Ducky was all for me going home. "Honey, it's just an aching back. Same aching back I had last night. Same aching back I had night before last. And the week before last. And last month. It comes. It goes. We've become quite good friends over the past months. But if I go home, you know Mother will just hover over me every second."

"And drive you quietly out of your mind."

"Or not so quietly." I sucked in a breath.

"Cassandra! What is it?"

"Just a twinge. No biggie. Probably one of the vertebrae shifting. Again."

"Oh, my darling… I wish I could take this on for you…"

"Yeah, next time I'll marry a seahorse."

It was a slow day in the morgue. We chatted for a good long time; just listening to his voice is a good way to relax. It didn't take away the backache (I figured the kid was planting his or her feet at the bottom of my spine and doing long stretches to prepare for a 10K marathon), but it made it more bearable. Plus, I knew that when I got home that night there would be another lovely, long massage waiting for me. I married a talented man.

"Cassandra? Dear?" Ducky's voice was taut. "I want you to hang up the phone and have someone drive you to the hospital. I'll call Dr. Lester."

"Ducky, it's just a freaking backache—"

"Cassandra, I've been noting every time you breathe more concertedly, when you seem to be in more pain. Your 'it comes and goes' backache is well timed every five minutes. You're in labor!"

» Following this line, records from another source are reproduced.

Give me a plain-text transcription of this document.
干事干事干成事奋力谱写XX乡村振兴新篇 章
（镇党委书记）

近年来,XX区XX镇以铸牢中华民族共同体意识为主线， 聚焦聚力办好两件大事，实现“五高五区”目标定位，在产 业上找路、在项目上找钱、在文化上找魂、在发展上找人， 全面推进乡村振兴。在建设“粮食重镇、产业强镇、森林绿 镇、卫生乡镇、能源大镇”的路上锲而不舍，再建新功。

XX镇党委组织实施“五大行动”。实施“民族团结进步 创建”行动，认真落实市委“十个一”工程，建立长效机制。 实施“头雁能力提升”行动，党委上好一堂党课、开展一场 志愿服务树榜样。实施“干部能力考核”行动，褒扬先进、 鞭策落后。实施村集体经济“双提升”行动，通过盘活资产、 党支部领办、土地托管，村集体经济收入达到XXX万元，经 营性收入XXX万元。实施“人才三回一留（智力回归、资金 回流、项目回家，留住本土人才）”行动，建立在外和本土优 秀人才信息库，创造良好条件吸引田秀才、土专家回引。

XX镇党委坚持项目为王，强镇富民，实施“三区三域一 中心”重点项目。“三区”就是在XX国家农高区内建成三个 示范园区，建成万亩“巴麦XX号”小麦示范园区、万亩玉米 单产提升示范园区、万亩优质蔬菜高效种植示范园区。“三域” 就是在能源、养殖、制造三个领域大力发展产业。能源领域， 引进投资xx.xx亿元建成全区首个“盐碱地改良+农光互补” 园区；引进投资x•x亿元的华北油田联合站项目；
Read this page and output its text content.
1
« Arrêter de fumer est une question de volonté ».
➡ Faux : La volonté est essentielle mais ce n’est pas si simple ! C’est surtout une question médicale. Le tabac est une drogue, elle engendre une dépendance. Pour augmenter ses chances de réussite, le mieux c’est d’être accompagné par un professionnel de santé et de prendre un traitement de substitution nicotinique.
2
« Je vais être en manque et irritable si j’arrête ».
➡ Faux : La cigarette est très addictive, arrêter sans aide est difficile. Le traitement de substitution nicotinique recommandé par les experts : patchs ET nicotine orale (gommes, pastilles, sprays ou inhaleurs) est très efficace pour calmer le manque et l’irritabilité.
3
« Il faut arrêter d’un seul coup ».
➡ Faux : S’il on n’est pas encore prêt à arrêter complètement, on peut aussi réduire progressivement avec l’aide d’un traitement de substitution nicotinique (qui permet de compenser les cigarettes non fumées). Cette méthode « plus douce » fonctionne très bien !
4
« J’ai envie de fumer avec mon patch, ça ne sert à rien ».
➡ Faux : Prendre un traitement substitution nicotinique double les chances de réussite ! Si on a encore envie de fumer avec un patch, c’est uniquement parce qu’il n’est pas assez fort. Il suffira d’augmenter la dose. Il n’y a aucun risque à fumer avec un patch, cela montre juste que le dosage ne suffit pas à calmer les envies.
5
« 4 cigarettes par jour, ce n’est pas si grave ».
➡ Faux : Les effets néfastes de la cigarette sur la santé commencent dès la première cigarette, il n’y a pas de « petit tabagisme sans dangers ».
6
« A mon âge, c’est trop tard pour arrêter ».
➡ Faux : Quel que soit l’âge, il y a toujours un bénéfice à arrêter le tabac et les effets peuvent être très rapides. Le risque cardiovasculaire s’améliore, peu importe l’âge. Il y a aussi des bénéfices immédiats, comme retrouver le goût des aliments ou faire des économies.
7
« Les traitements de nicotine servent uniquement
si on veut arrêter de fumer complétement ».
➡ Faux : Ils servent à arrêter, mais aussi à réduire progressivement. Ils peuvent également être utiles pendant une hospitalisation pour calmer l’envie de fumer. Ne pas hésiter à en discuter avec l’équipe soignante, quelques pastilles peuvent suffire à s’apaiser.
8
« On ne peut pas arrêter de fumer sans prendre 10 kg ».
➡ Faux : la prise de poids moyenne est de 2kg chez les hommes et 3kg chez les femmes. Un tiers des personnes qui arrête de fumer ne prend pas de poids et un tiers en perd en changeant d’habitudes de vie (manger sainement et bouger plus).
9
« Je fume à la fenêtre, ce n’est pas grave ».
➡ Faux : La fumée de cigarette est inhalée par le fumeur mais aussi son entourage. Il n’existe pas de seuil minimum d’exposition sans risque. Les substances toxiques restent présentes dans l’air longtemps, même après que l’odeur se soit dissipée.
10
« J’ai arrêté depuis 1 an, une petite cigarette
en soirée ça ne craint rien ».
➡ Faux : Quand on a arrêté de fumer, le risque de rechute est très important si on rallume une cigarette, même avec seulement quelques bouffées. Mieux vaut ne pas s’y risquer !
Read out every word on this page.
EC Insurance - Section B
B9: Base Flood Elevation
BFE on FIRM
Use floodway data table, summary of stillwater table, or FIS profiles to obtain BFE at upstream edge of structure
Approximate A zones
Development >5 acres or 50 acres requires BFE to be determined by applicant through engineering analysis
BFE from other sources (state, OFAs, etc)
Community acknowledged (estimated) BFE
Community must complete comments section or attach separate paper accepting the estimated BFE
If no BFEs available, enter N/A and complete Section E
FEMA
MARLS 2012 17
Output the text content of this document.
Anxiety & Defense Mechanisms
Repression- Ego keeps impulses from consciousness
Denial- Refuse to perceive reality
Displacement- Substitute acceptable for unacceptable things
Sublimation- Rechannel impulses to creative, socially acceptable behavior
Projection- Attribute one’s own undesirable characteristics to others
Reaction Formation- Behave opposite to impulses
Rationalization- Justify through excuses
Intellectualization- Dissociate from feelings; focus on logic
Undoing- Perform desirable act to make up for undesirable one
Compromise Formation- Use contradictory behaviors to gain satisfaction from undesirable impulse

Valerie drove me over (she drives a Jeep—it was the only vehicle I wasn't afraid I'd get stuck in). By the time I arrived—oh, yeah, I was in labor. At least I waited until I got into the ER before my water broke (I'm sure Valerie was grateful, if nothing else).

"Don't push yet," the nurse counseled.

Yeah, right. "Don't tell me, tell the kid!" I retorted. A line from MacGyver popped out of my mouth. "The stork's comin' on a Lear jet!"

Ducky arrived at 2:12.

Dr. Lester arrived at 2:15.

Weighing in at eight-six-and-a-quarter and a whopping twenty-two inches (a fighting chance of being taller than her parents!) Alexandra Caitlin Mallard arrived at 2:18. I thought it was very kind of her to wait for the full cast to be assembled before putting in her appearance.